A rare butterfly with wings exhibiting male and female markings has been found by volunteers at Drexel University in Philadelphia, US.  

While preparing for an annual butterfly exhibit, volunteer Chris Johnson noticed unusual markings on the wings of a butterfly, which had emerged just hours before from its chrysalis.  

"It slowly opened up, and the wings were so dramatically different, it was immediately apparent what it was," Johnson said in a press release

The right wings were slightly larger, and were brown with yellowish spots, characteristic of the females of its species. The left wings, meanwhile, were characteristic of the males. They were smaller, darker, and had a shimmering green, blue and purple colouring along their bottoms. 

"I thought: 'Somebody's fooling with me. It's just too perfect,'" Johnson said. "Then I got goose bumps."

The butterfly was turned over to the university's Entomology Collection Manager, Jason Weintraub, and an expert later confirmed that it was a Common Archduke (Lexias pardalis) butterfly, with a condition known as bilateral gynandromorphy.

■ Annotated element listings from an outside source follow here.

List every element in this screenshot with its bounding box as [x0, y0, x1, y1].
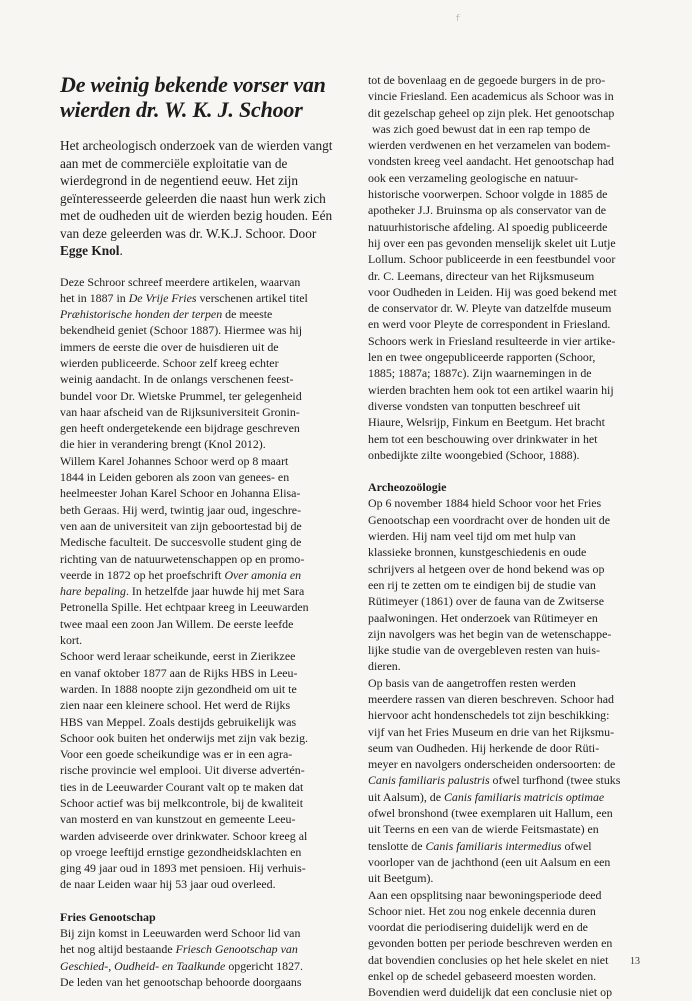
text-line: van haar afscheid van de Rijksuniversiteit Gronin-: [60, 404, 300, 419]
text-line: Petronella Spille. Het echtpaar kreeg in Leeuwarden: [60, 600, 309, 615]
text-line: zien naar een kleinere school. Het werd de Rijks: [60, 698, 291, 713]
paragraph: [368, 675, 653, 887]
text-line: op vroege leeftijd ernstige gezondheidsklachten en: [60, 844, 302, 859]
text-line: hiervoor acht hondenschedels tot zijn beschikking:: [368, 708, 610, 723]
page-number: 13: [630, 956, 640, 967]
text-line: De leden van het genootschap behoorde doorgaans: [60, 974, 302, 989]
intro-end: .: [119, 243, 123, 258]
section-heading: Fries Genootschap: [60, 909, 156, 924]
text-line: Lollum. Schoor publiceerde in een feestbundel voor: [368, 252, 616, 267]
text-line: onbedijkte zilte woongebied (Schoor, 1888).: [368, 447, 580, 462]
text-line: gevonden botten per periode beschreven werden en: [368, 936, 613, 951]
text-line: Willem Karel Johannes Schoor werd op 8 maart: [60, 453, 289, 468]
text-line: dat bovendien conclusies op het hele skelet en niet: [368, 952, 609, 967]
text-line: Schoor ook buiten het onderwijs met zijn vak bezig.: [60, 730, 308, 745]
text-line: voorloper van de jachthond (een uit Aalsum en een: [368, 854, 611, 869]
text-line: rische provincie wel emplooi. Uit diverse advertén-: [60, 763, 305, 778]
text-line: Medische faculteit. De succesvolle student ging de: [60, 535, 302, 550]
text-line: wierden verdwenen en het verzamelen van bodem-: [368, 138, 611, 153]
text-line: beth Geraas. Hij werd, twintig jaar oud, ingeschre-: [60, 502, 302, 517]
text-line: richting van de natuurwetenschappen op en promo-: [60, 551, 305, 566]
text-line: 1885; 1887a; 1887c). Zijn waarnemingen in de: [368, 366, 592, 381]
text-line: Schoor niet. Het zou nog enkele decennia duren: [368, 903, 596, 918]
text-line: Bovendien werd duidelijk dat een conclusie niet op: [368, 985, 613, 1000]
text-line: tot de bovenlaag en de gegoede burgers in de pro-: [368, 73, 606, 87]
text-line: Schoor actief was bij melkcontrole, bij de kwaliteit: [60, 796, 304, 810]
text-line: de conservator dr. W. Pleyte van datzelfde museum: [368, 301, 612, 316]
paragraph: [60, 925, 343, 990]
text-line: warden. In 1888 noopte zijn gezondheid om uit te: [60, 681, 297, 696]
text-line: Genootschap een voordracht over de honden uit de: [368, 512, 611, 527]
paragraph: [368, 887, 653, 1001]
text-line: hare bepaling. In hetzelfde jaar huwde hij met Sara: [60, 584, 305, 599]
text-line: Rütimeyer (1861) over de fauna van de Zwitserse: [368, 594, 605, 609]
author-name: Egge Knol: [60, 243, 120, 258]
text-line: immers de eerste die over de huisdieren uit de: [60, 339, 279, 354]
text-line: voordat die periodisering duidelijk werd en de: [368, 920, 588, 935]
text-line: Aan een opsplitsing naar bewoningsperiode deed: [368, 887, 602, 902]
text-line: zijn navolgers was het begin van de wetenschappe-: [368, 626, 612, 641]
text-line: dit gezelschap geheel op zijn plek. Het genootschap: [368, 105, 615, 120]
text-line: uit Aalsum), de Canis familiaris matricis optimae: [368, 789, 605, 804]
text-line: veerde in 1872 op het proefschrift Over amonia en: [60, 567, 302, 582]
text-line: vincie Friesland. Een academicus als Schoor was in: [368, 89, 614, 104]
text-line: ties in de Leeuwarder Courant valt op te maken dat: [60, 779, 304, 794]
text-line: uit Beetgum).: [368, 871, 434, 886]
article-title: [60, 72, 343, 122]
text-line: natuurhistorische afdeling. Al spoedig publiceerde: [368, 219, 608, 234]
text-line: Op basis van de aangetroffen resten werden: [368, 675, 576, 690]
left-column: [60, 72, 343, 990]
text-line: ven aan de universiteit van zijn geboortestad bij de: [60, 518, 302, 533]
text-line: Schoors werk in Friesland resulteerde in vier artike-: [368, 333, 616, 348]
text-line: uit Teerns en een van de wierde Feitsmastate) en: [368, 822, 599, 837]
text-line: Deze Schroor schreef meerdere artikelen, waarvan: [60, 274, 301, 289]
text-line: het nog altijd bestaande Friesch Genootschap van: [60, 942, 298, 957]
text-line: de naar Leiden waar hij 53 jaar oud overleed.: [60, 877, 276, 892]
text-line: weinig aandacht. In de onlangs verschenen feest-: [60, 372, 294, 387]
text-line: dieren.: [368, 659, 401, 674]
text-line: wierden brachten hem ook tot een artikel waarin hij: [368, 382, 614, 397]
text-line: paalwoningen. Het onderzoek van Rütimeyer en: [368, 610, 598, 625]
text-line: heelmeester Johan Karel Schoor en Johanna Elisa-: [60, 486, 301, 501]
text-line: Schoor werd leraar scheikunde, eerst in Zierikzee: [60, 649, 296, 664]
paragraph: [368, 72, 653, 463]
text-line: bundel voor Dr. Wietske Prummel, ter gelegenheid: [60, 388, 302, 403]
text-line: bekendheid geniet (Schoor 1887). Hiermee was hij: [60, 323, 303, 338]
text-line: hem tot een beschouwing over drinkwater in het: [368, 431, 598, 446]
text-line: vijf van het Fries Museum en drie van het Rijksmu-: [368, 724, 615, 739]
text-line: Bij zijn komst in Leeuwarden werd Schoor lid van: [60, 926, 301, 941]
text-line: die hier in verandering brengt (Knol 2012).: [60, 437, 266, 452]
text-line: Canis familiaris palustris ofwel turfhond (twee stuks: [368, 773, 621, 788]
text-line: Præhistorische honden der terpen de meeste: [60, 307, 273, 322]
right-column: [368, 72, 653, 1001]
text-line: klassieke bronnen, kunstgeschiedenis en oude: [368, 545, 587, 560]
title-line: wierden dr. W. K. J. Schoor: [60, 97, 303, 122]
text-line: tenslotte de Canis familiaris intermedius ofwel: [368, 838, 592, 853]
text-line: hij over een pas gevonden menselijk skelet uit Lutje: [368, 235, 616, 250]
text-line: Voor een goede scheikundige was er in een agra-: [60, 747, 293, 762]
intro-paragraph: [60, 137, 343, 260]
text-line: warden adviseerde over drinkwater. Schoor kreeg al: [60, 828, 308, 843]
text-line: voor Oudheden in Leiden. Hij was goed bekend met: [368, 284, 617, 299]
text-line: ook een verzameling geologische en natuur-: [368, 170, 579, 185]
text-line: seum van Oudheden. Hij herkende de door Rüti-: [368, 740, 600, 755]
text-line: wierden. Hij nam veel tijd om met hulp van: [368, 529, 576, 544]
text-line: meerdere rassen van dieren beschreven. Schoor had: [368, 691, 614, 706]
text-line: Hiaure, Welsrijp, Finkum en Beetgum. Het bracht: [368, 415, 605, 430]
text-line: was zich goed bewust dat in een rap tempo de: [372, 121, 591, 136]
text-line: en werd voor Pleyte de correspondent in Friesland.: [368, 317, 611, 332]
text-line: vondsten kreeg veel aandacht. Het genootschap had: [368, 154, 614, 169]
text-line: en vanaf oktober 1877 aan de Rijks HBS in Leeu-: [60, 665, 298, 680]
text-line: het in 1887 in De Vrije Fries verschenen artikel titel: [60, 290, 308, 305]
title-line: De weinig bekende vorser van: [60, 72, 326, 97]
text-line: gen heeft ondergetekende een bijdrage geschreven: [60, 421, 300, 436]
text-line: Geschied-, Oudheid- en Taalkunde opgericht 1827.: [60, 958, 303, 973]
text-line: lijke studie van de overgebleven resten van huis-: [368, 643, 600, 658]
paragraph: [368, 495, 653, 674]
text-line: len en twee ongepubliceerde rapporten (Schoor,: [368, 350, 596, 365]
text-line: diverse vondsten van tonputten beschreef uit: [368, 398, 581, 413]
text-line: van mosterd en van kunstzout en gemeente Leeu-: [60, 812, 296, 827]
left-body: [60, 274, 343, 991]
text-line: meyer en navolgers onderscheiden ondersoorten: de: [368, 757, 616, 772]
paragraph: [60, 274, 343, 453]
text-line: een rij te zetten om te eindigen bij de studie van: [368, 577, 596, 592]
text-line: HBS van Meppel. Zoals destijds gebruikelijk was: [60, 714, 297, 729]
text-line: wierden publiceerde. Schoor zelf kreeg echter: [60, 355, 279, 370]
text-line: ging 49 jaar oud in 1893 met pensioen. Hij verhuis-: [60, 861, 306, 876]
paragraph: [60, 648, 343, 892]
text-line: apotheker J.J. Bruinsma op als conservator van de: [368, 203, 607, 218]
text-line: historische voorwerpen. Schoor volgde in 1885 de: [368, 187, 608, 202]
intro-text: Het archeologisch onderzoek van de wierden vangt aan met de commerciële exploitatie van de wierdegrond in de negentiend eeuw. Het zijn geïnteresseerde geleerden die naast hun werk zich met de oudheden uit de wierden bezig houden. Eén van deze geleerden was dr. W.K.J. Schoor. Door: [60, 138, 333, 241]
text-line: ofwel bronshond (twee exemplaren uit Hallum, een: [368, 806, 613, 821]
text-line: dr. C. Leemans, directeur van het Rijksmuseum: [368, 268, 595, 283]
text-line: 1844 in Leiden geboren als zoon van genees- en: [60, 470, 290, 485]
corner-mark: f: [455, 14, 461, 24]
text-line: enkel op de schedel gebaseerd moesten worden.: [368, 969, 597, 984]
text-line: Op 6 november 1884 hield Schoor voor het Fries: [368, 496, 602, 511]
text-line: kort.: [60, 633, 83, 648]
section-heading: Archeozoölogie: [368, 480, 447, 495]
text-line: schrijvers al hetgeen over de hond bekend was op: [368, 561, 605, 576]
text-line: twee maal een zoon Jan Willem. De eerste leefde: [60, 616, 294, 631]
paragraph: [60, 453, 343, 649]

This condition is most commonly found in insects, particularly butterflies, but has also been reported in crustaceans, such as lobsters, as well as in birds. It can usually only be spotted where the females and males have very different colouration, or some other distinct physical feature. (Check out this gallery of dual-sex animals).  

A gynandromorph can have bilateral symmetry, meaning one side is male and the other female (like the butterfly found at Drexler University) or it can have mosaic patterning

As Tanya Lewis at LiveScience points out , the condition differs from "hermaphroditism, in which an organism has both male and female reproductive organs, but has external characteristics of one gender."

Although gynandromorphism is considered quite rare, it's hard to estimate with certainty the rate of occurrence. This is because the condition can be easily overlooked in species where males and females look similar. 

Bilateral gynandromorphy is usually caused by an atypical cell division in the early development of an organism, where the sex chromosomes fail to separate . 

As a result of this atypical cell division, some cells will have a female genotype - lending to the development of female features - and others will have a male genotype.   

The Common Archduke butterfly, which is found throughout Southeast Asia, is known for exhibiting strong sexual dimorphism - that means males and females have starkly different wing colouring and patterns. 

Physical differences between the males and females of a given species are the result of an evolutionary process known as sexual selection. Coined by Charles Darwin, the process suggests these traits arise to help organisms attract mates in order to maximise their reproductive success. The traits of successful organisms are then passed down to future generations. 

According to the Drexler University press release, this particular butterfly was shipped in October as one pupa (this term refers to the lifecycle stage of a butterfly undergoing transformation) among many from a sustainable butterfly farm on Penang Island in Malaysia. 

The butterfly was preserved and pinned, and will be on display at the university's butterfly exhibit beginning later this month.